Product frames the work

  1. Increase setup completion without changing eligibility rules.
  2. Name the success metric and non-goals.
  3. Confirm this is Brownfield Flow.

Engineering prompts inside boundaries

  1. Provide reminder files, current tests, and known edge cases.
  2. Ask for a narrow candidate patch.
  3. Reject unrelated refactors or new dependencies.

The team accepts with evidence

  1. Run changed and unchanged behavior checks.
  2. Review the diff without trusting model authority.
  3. Record acceptance, release, monitoring, and rollback notes.

How AIDLC Studio helps

The studio turns the lifecycle into team-ready tools

AIDLC Studio gives teams a practical place to choose a workflow route, preview implementation artifacts, use prompt templates, and keep review evidence close to the work.

Comparison

How AIDLC relates to SDLC, MLOps, and AI governance

Practice Primary focus Where AIDLC fits
Traditional SDLC How software is planned, built, tested, released, and maintained. Adds prompt contracts, AI output review, context control, and evidence for AI-assisted work.
MLOps How machine learning models are trained, deployed, monitored, and improved. Focuses on teams using AI to build software, even when they are not building an ML model.
AI governance Policies, risks, controls, accountability, privacy, security, and compliance. Turns governance expectations into daily workflow routes, checks, artifacts, and release evidence.

FAQ

AIDLC questions teams ask first

What does AIDLC stand for?

AIDLC stands for AI Development Lifecycle. It is a practical workflow for AI-assisted software delivery.

Is AIDLC a replacement for human review?

No. AIDLC makes human review more explicit. AI output remains a proposal until the team verifies and accepts it.

Why is AIDLC important?

AIDLC helps teams get value from AI assistants while controlling scope, cost, risk, review quality, and release evidence.
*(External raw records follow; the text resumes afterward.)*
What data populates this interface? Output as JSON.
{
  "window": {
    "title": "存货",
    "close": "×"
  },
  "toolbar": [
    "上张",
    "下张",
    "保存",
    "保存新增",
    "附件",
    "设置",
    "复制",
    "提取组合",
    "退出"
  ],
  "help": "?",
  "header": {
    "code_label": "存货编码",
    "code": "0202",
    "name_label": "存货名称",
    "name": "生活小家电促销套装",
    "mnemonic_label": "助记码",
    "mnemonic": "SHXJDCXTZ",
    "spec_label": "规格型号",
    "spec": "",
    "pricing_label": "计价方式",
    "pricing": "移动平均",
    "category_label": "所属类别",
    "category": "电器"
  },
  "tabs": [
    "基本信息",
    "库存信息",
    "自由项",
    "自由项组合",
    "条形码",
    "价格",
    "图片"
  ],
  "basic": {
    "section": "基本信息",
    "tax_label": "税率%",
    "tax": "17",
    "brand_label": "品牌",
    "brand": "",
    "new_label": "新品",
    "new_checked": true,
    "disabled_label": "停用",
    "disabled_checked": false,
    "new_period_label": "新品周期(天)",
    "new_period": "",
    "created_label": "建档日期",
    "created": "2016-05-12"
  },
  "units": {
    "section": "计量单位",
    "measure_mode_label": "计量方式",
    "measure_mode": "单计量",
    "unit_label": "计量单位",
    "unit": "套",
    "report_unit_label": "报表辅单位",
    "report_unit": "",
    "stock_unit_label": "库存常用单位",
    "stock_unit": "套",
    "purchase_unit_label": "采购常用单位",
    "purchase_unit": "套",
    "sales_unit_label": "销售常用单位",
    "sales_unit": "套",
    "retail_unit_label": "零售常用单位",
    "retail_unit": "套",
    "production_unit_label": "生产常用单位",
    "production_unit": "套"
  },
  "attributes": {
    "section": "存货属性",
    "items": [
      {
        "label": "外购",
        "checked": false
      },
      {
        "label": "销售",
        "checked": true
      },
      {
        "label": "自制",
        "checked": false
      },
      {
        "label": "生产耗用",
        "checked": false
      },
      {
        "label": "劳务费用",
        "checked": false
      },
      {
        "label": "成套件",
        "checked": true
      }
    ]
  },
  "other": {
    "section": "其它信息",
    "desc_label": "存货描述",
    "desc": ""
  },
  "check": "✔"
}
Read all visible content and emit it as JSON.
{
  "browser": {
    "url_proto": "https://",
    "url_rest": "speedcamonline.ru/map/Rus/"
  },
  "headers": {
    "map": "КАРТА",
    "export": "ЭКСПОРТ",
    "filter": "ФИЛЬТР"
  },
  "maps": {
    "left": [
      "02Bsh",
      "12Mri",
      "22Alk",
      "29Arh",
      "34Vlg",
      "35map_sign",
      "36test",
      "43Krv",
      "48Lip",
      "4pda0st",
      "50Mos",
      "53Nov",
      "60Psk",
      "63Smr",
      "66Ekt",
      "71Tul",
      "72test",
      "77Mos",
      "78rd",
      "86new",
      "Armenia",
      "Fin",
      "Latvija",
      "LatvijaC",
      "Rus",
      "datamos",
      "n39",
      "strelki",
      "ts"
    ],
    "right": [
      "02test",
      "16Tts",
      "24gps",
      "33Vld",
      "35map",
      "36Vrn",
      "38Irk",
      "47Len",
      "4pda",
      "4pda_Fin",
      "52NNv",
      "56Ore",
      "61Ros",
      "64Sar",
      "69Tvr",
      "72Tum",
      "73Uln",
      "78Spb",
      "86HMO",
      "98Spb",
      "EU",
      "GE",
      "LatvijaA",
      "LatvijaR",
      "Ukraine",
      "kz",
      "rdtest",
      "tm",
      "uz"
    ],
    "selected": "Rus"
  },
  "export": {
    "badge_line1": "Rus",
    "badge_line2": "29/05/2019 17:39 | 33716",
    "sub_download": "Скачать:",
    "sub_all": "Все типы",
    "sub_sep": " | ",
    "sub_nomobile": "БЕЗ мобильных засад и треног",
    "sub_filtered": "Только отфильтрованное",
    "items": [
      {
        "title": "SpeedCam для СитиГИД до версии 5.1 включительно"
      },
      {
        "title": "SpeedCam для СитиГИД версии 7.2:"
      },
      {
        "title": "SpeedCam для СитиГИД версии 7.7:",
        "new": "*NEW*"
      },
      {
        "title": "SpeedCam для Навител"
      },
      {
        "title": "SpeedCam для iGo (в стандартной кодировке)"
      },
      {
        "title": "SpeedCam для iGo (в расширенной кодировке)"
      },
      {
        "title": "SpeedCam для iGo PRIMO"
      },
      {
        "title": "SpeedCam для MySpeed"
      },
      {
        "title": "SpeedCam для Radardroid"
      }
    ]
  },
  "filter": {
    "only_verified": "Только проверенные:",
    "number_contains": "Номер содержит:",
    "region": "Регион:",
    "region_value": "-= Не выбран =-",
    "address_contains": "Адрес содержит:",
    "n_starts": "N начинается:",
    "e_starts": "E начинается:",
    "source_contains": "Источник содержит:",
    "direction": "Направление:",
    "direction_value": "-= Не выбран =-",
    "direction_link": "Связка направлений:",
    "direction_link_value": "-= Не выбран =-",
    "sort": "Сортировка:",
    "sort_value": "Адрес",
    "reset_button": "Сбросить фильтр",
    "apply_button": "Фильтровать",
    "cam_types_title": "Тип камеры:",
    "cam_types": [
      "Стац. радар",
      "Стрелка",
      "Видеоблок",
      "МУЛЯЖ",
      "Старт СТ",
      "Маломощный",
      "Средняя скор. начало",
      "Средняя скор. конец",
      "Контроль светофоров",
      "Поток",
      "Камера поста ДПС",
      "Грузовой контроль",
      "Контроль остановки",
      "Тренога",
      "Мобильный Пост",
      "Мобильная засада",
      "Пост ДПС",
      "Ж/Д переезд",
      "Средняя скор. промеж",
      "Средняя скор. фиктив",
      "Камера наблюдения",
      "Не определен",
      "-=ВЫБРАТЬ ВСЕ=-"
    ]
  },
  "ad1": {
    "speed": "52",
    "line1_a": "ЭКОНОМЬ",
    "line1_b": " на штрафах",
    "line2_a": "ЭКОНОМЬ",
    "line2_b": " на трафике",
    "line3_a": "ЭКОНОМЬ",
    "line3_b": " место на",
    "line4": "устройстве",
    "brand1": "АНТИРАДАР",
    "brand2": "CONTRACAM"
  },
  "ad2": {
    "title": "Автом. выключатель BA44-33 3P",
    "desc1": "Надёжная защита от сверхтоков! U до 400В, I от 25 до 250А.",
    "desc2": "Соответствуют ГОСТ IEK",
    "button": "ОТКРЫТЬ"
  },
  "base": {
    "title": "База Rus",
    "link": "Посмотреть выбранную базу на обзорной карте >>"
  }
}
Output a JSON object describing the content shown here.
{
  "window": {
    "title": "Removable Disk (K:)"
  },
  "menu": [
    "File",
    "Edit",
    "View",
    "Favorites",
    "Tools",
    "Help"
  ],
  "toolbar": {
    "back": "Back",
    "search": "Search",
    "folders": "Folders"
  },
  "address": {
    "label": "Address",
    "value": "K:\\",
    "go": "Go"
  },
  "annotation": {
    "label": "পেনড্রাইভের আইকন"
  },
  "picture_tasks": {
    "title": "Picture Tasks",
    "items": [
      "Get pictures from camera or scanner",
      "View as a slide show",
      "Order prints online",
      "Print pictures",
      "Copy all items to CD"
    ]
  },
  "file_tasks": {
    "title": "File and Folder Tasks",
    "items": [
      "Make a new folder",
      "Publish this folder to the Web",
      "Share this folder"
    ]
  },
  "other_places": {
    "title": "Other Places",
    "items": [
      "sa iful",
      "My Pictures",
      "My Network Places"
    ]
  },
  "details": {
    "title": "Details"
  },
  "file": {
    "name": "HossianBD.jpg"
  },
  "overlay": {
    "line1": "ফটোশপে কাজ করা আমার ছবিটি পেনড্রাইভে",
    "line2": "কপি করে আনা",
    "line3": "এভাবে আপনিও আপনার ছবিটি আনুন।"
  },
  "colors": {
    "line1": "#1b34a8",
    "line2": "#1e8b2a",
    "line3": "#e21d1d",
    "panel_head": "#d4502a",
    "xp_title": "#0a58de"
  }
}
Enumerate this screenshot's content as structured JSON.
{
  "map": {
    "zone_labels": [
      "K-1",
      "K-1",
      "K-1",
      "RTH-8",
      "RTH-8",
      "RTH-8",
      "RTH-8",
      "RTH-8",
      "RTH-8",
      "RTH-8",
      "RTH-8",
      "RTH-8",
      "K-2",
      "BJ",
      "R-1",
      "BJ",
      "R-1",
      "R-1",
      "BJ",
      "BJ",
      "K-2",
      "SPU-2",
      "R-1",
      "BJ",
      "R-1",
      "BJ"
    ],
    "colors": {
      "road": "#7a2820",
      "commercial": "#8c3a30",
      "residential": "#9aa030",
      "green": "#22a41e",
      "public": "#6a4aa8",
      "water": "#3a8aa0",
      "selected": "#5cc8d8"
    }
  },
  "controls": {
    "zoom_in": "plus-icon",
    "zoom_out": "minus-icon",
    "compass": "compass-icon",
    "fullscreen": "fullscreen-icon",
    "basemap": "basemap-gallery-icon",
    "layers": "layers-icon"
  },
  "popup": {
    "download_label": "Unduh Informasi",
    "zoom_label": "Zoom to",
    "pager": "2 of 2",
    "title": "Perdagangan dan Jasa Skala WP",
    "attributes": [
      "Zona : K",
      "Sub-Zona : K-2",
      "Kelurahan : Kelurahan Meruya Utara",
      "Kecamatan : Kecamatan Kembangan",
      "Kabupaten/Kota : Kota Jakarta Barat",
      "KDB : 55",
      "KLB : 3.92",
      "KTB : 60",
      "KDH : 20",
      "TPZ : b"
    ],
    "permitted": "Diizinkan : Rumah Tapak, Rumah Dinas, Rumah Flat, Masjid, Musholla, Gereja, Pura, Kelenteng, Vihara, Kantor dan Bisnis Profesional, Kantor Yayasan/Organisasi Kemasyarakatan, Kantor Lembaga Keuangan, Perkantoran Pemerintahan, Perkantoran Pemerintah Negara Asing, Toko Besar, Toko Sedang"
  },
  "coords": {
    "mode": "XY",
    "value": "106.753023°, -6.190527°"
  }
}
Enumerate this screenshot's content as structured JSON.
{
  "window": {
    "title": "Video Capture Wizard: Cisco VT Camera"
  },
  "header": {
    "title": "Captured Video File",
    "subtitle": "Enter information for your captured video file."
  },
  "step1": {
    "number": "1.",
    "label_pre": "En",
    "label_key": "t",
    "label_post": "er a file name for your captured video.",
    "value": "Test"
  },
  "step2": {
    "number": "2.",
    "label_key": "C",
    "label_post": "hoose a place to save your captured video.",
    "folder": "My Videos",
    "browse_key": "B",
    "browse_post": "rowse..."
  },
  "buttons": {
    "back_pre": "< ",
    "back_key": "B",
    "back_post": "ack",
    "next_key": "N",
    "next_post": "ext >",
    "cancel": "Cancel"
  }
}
How can AIDLC reduce wasted token spend?

It helps teams narrow context, write clearer prompt contracts, avoid unnecessary retries, and reject broad output before it becomes expensive rework.

Is AIDLC tied to one coding assistant?

No. Use it with Claude, Codex, GitHub Copilot, Amazon Q Developer, Kiro, Windsurf, Cursor, or another assistant.

Where should a team start?

Start with one real change. Preview the route, use the Starter Kit for the prompt contract, run the checks, and record the evidence.